Intervention de Jean-Luc Fugit

Réunion du mercredi 25 octobre 2023 à 13h30
Commission des affaires européennes

Photo issue du site de l'Assemblée nationale ou de WikipediaJean-Luc Fugit :

. Le sujet du glyphosate est très sensible et a donné lieu à de riches débats, notamment fin 2017 à l'occasion du précédent vote sur la ré-autorisation de cette molécule. Le sujet est revenu dans le débat public en France lors du travail de notre Assemblée sur la loi dite « EGalim » en 2018. Le Gouvernement avait annoncé vouloir mettre tout en œuvre pour assurer l'interdiction des principaux usages du glyphosate en 2021. Dans cette optique, une mission d'information parlementaire sur le suivi de la stratégie de sortie du glyphosate a été lancée fin septembre 2018, mission présidée par notre collègue Julien Dive, et dont les co-rapporteurs étaient Jean-Baptiste Moreau et moi-même.

Dès le départ, la mission a choisi d'avoir une approche scientifique en privilégiant la confiance et non la défiance envers les agriculteurs. Deux ans plus tard, dans notre rapport final, nous avons pu rendre compte des évolutions observées. Oui, nos agriculteurs utilisent progressivement moins de produits phytosanitaires et moins de glyphosate. Nous avons noté que sous l'impulsion de la stratégie gouvernementale, l'Agence nationale de sécurité sanitaire de l'alimentation, de l'environnement et du travail n'a pas renouvelé les autorisations de mise sur le marché des usages pour lesquels il existe des alternatives sans inconvénients pratiques et économiques majeurs.

Concrètement, on n'utilise plus depuis 2021 en France de glyphosate entre les rangs de vignes ou d'arbres fruitiers, ni en grandes cultures lorsque la parcelle a été labourée. Ces interdictions se sont traduites par une baisse d'utilisation de l'ordre de 30 %. En parallèle, depuis 2021 davantage de moyens ont été attribués à la recherche d'alternatives, et un soutien financier, via un crédit d'impôt, est apporté aux exploitations qui renoncent à l'usage du glyphosate. Se passer du glyphosate, ce n'est pas aisé. L'exemple de l'agriculture de conservation des sols montre que se passer de glyphosate peut parfois être contreproductif sur le plan environnemental en termes de biodiversité et d'émissions de CO2.

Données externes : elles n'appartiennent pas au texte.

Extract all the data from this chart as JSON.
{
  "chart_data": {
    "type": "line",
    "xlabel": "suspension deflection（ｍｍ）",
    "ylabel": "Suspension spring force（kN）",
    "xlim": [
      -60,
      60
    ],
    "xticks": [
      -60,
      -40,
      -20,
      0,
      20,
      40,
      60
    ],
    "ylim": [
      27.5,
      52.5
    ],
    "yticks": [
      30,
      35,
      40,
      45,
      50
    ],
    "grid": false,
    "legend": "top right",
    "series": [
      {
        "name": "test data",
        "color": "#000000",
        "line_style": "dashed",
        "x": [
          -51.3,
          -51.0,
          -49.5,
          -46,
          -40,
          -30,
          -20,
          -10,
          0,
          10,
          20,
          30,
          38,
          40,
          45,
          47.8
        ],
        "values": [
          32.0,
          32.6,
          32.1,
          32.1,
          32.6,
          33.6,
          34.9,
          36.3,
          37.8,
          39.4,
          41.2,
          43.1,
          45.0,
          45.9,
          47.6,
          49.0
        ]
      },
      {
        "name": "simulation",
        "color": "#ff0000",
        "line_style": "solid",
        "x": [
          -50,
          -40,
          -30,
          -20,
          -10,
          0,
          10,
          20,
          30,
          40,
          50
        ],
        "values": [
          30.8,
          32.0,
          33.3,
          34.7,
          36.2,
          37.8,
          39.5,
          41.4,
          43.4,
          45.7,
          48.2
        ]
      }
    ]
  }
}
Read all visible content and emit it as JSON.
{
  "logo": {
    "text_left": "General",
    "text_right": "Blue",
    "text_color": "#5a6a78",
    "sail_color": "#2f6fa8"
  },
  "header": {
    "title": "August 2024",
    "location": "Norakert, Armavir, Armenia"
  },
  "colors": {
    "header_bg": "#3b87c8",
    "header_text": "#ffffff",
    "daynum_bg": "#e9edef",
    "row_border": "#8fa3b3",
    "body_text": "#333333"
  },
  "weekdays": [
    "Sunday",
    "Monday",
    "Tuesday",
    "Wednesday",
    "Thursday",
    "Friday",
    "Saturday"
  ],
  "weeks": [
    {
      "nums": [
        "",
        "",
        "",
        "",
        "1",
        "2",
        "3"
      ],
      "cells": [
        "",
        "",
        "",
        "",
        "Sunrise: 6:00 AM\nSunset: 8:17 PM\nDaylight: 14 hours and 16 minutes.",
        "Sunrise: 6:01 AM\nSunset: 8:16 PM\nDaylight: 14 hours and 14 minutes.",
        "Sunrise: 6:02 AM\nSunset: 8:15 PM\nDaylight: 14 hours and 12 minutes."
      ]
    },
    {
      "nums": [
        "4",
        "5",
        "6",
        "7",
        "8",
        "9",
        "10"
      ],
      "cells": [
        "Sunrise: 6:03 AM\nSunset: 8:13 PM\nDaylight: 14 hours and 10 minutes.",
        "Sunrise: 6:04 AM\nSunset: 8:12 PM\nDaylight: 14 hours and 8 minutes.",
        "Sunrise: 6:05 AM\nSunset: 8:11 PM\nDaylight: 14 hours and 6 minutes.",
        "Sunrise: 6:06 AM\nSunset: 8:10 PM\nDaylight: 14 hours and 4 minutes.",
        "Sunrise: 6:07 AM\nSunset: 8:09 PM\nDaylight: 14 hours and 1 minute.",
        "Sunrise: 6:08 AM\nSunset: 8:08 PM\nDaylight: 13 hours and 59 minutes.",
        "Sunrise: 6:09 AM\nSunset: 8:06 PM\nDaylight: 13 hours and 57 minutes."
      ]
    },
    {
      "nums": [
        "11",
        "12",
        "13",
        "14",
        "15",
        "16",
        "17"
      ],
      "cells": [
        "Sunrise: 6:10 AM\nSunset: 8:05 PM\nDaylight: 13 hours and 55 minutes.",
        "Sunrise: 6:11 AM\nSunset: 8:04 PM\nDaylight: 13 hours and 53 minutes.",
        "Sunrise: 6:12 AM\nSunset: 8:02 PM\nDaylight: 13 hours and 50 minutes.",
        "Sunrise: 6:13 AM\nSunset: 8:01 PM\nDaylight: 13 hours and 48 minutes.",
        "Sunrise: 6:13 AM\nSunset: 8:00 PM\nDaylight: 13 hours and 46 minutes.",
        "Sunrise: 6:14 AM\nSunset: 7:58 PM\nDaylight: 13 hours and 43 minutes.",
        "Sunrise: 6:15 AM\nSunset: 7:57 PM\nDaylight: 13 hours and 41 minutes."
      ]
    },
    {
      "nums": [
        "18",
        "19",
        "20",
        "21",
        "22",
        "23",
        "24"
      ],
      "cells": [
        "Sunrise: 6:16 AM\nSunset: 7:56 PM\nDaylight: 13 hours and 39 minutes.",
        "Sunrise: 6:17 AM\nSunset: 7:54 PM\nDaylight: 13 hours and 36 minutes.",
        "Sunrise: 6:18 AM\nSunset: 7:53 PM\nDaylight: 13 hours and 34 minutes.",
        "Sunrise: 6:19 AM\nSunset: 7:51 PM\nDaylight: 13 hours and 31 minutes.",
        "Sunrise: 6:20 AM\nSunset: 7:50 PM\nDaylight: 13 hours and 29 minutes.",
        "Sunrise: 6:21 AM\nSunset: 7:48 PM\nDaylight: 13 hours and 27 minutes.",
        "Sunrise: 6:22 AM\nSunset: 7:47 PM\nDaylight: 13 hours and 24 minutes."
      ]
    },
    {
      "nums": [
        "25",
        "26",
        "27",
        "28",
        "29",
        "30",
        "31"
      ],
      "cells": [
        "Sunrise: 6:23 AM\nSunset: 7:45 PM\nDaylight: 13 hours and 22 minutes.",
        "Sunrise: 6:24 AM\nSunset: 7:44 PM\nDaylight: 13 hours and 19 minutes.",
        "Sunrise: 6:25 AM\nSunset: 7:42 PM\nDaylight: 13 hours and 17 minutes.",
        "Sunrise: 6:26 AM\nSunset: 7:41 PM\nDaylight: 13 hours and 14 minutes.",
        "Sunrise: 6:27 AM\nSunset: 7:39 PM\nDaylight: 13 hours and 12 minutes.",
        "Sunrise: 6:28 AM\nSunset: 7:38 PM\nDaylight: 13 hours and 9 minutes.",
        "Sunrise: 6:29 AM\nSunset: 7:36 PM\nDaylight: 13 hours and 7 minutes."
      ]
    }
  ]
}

Aujourd'hui, comme vous le savez les travaux d'évaluations sont poursuivis en Europe, pour mieux connaître l'impact des usages du glyphosate. L'Agence européenne des produits chimiques, qui étudie le danger des molécules, a conclu à l'absence de caractère cancérogène ou mutagène. L'Autorité européenne de la sécurité alimentaire, qui étudie les risques associés à l'exposition, dit ne pas avoir identifié de domaines de préoccupations critiques, ne s'opposant pas ainsi à renouvellement de l'approbation de cette molécule. Toutefois, l'EFSA souligne les lacunes d'évaluations des risques sur la biodiversité.

Au regard de toutes les données dont nous disposons, notre groupe se félicite du récent rejet de la proposition de la Commission européenne, d'autoriser dix ans de plus le glyphosate sans conditions de restrictions. Nous préférons la cohérence et l'exigence que le gouvernement porte depuis 2018 : on restreint les usages là où il y a des alternatives non chimiques et on amplifie la recherche pour développer ces alternatives. Nous pensons nécessaire que la France exige des autres pays européens un engagement à restreindre les usages, là où il y a une alternative, et nous pensons que dans ces conditions la durée de renouvellement pourrait elle aussi être discutée. En revanche, nous ne serons pas favorables à l'adoption de cette proposition de résolution, car nous refusons de laisser certains agriculteurs sans solutions. C'est aussi pour nous, une question de responsabilité politique.